The momentum up this week has been enough to make a test of the September high likely within a couple weeks. That is the top of the wedge on the weekly chart and the top of the 4-month trading range. If the bulls can get a couple closes above that high, traders will expect the rally to continue to the next resistance. That is the February 2018 high at around 1.25.
Since the EUR/USD is still in a 4-month trading range, there is still a 50% chance that this rally will fail around the September high. The odds will go up if the rally starts to stall next week.

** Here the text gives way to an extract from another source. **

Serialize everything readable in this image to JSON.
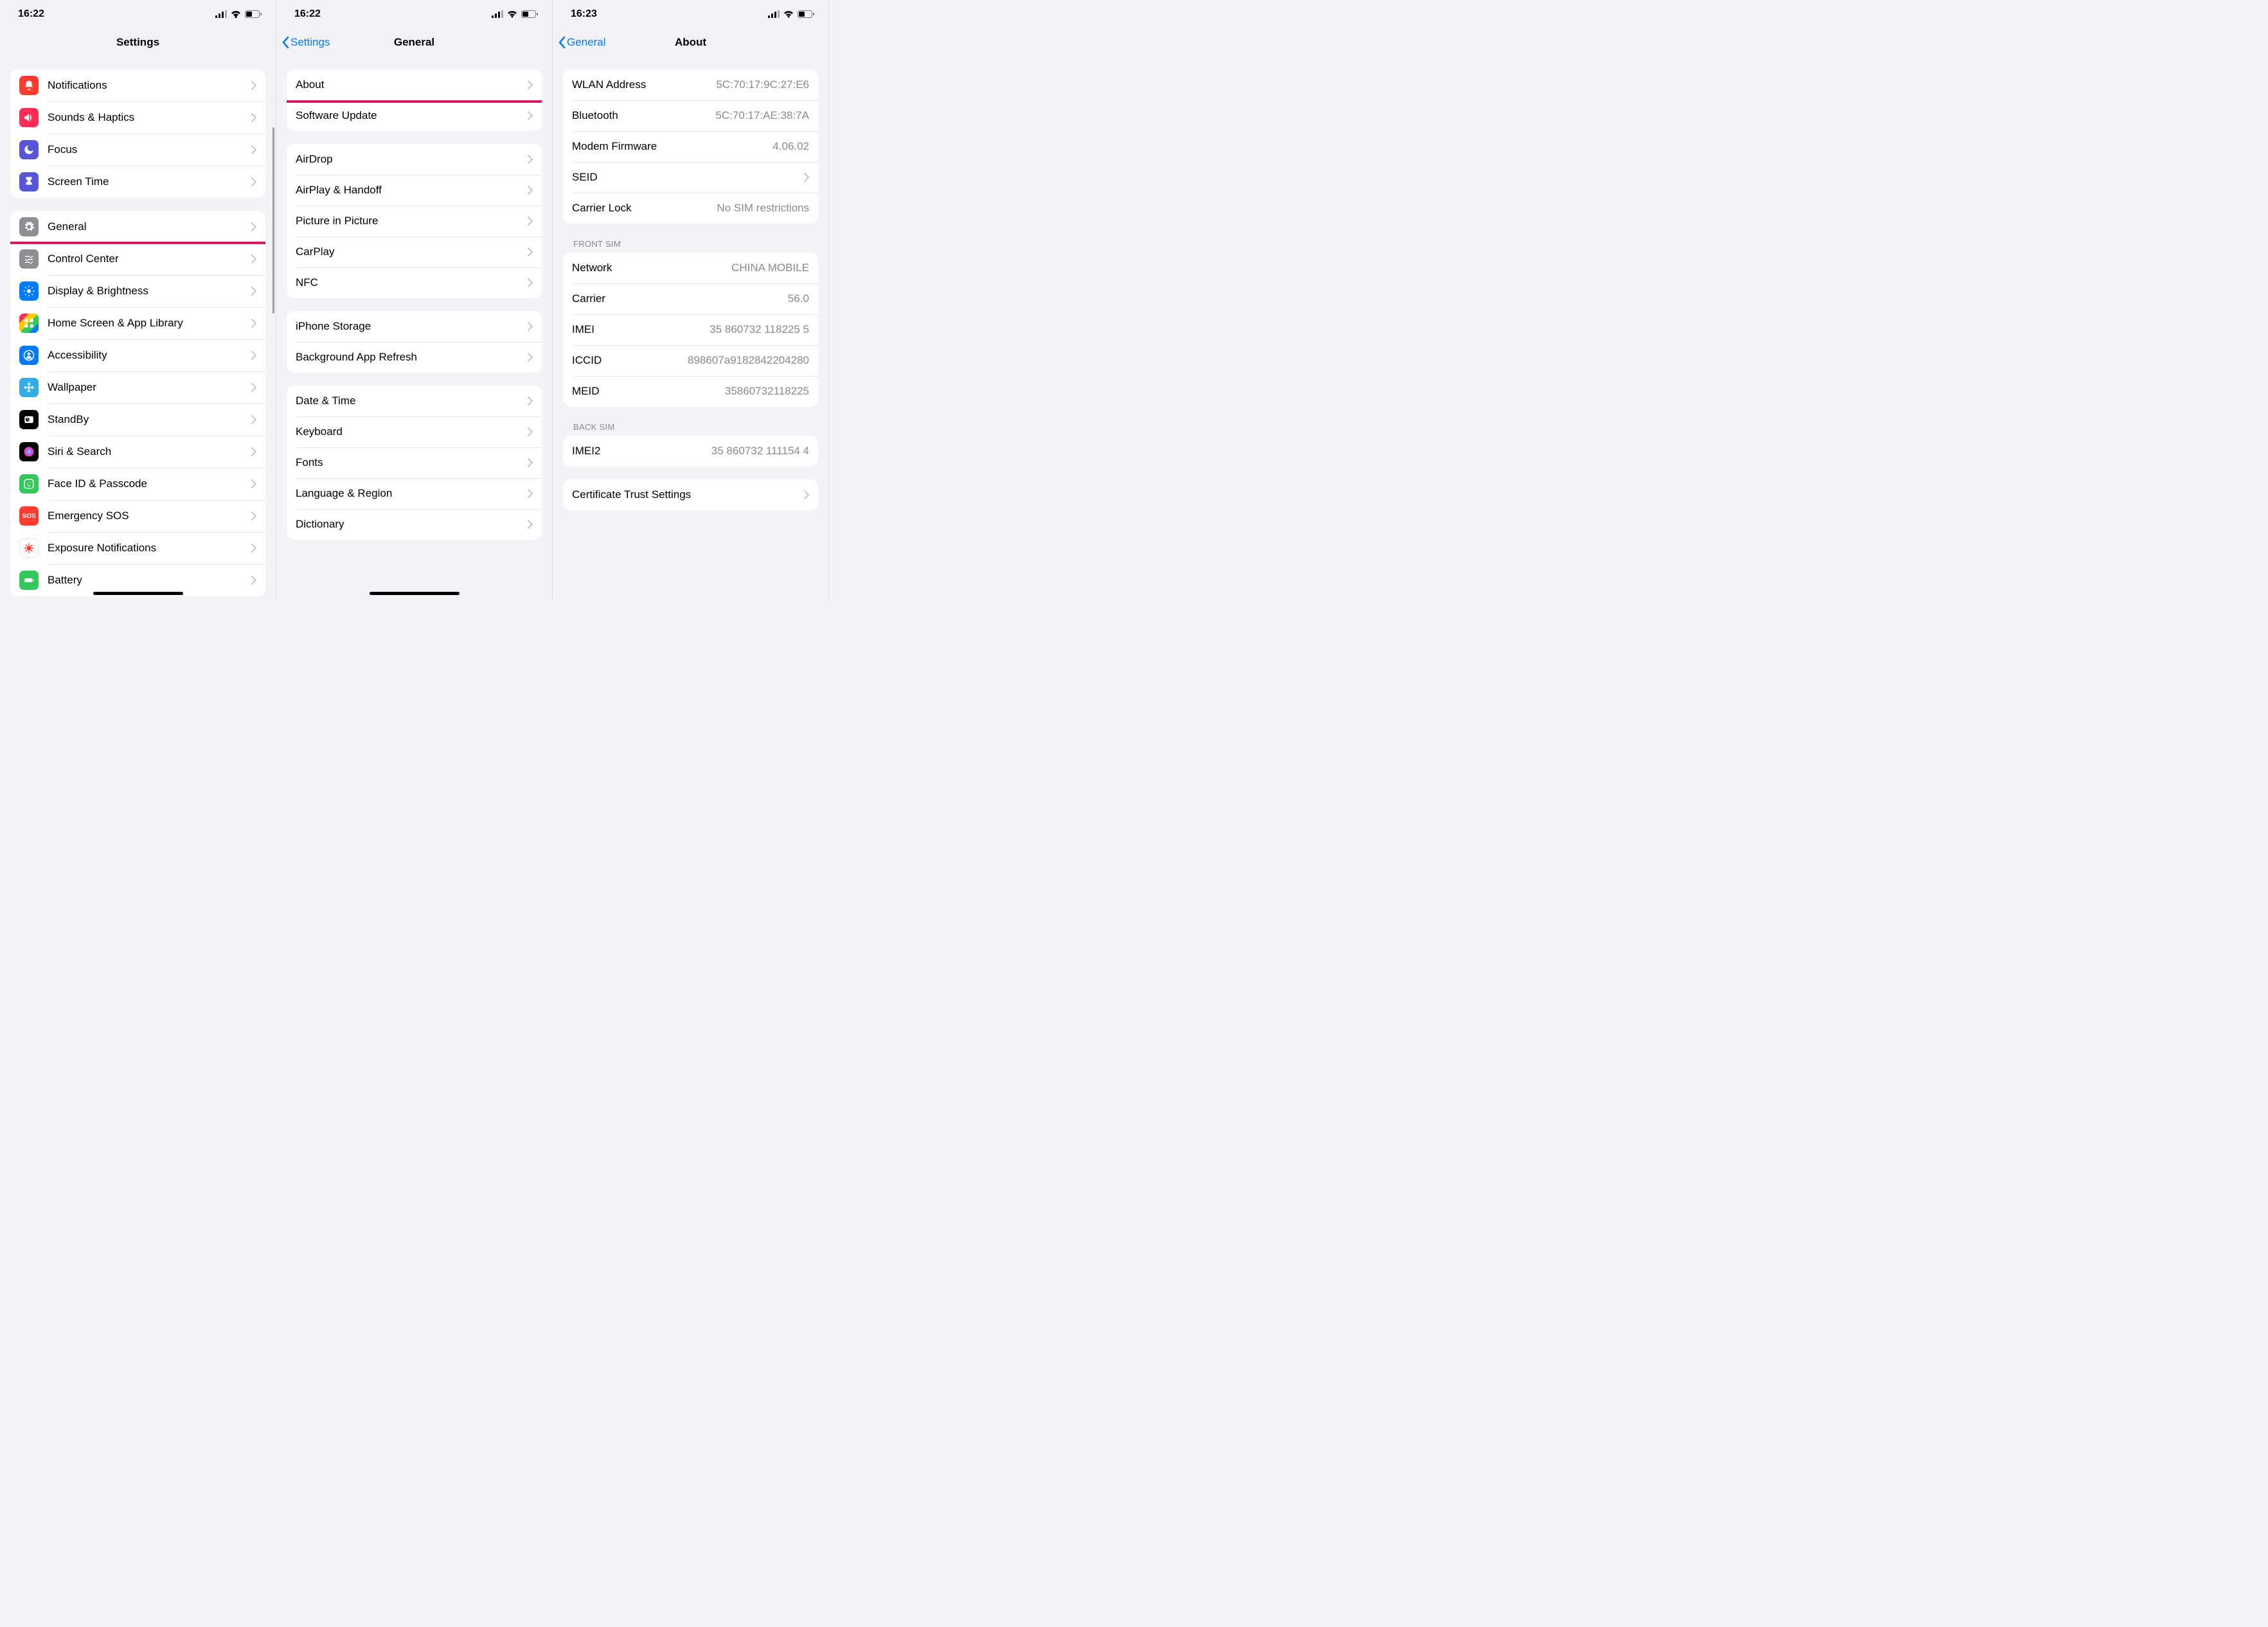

Overnight EUR/USD Forex Trading
The 5-minute chart of the EUR/USD Forex market rallied strongly overnight to above last week’s high, and the high of the 7-week trading range. It barely broke above and then has been sideways for a couple hours. That is a sign that it might enter a trading range around last week’s high for the remainder of the day.
While day traders have only been buying, there was a 20-pip pullback about an hour ago. That is enough for some day traders to begin to sell reversals down for scalps, betting on a transition to a trading range for the remainder of the day.
Last week’s high will probably be a magnet for the rest of the day. The bulls want the week to close above last week’s high. That would increase the chance of higher prices next week.
The bears want today to reverse down. But they would need the week to close at least 20 pips below last week’s high to significantly increase the chance that the EUR/USD will stay in the 7-week range.
Day traders will continue to buy pullbacks today unless there is a strong reversal down. Since the EUR/USD will probably enter a trading range around last week’s high, the bulls will switch to scalping.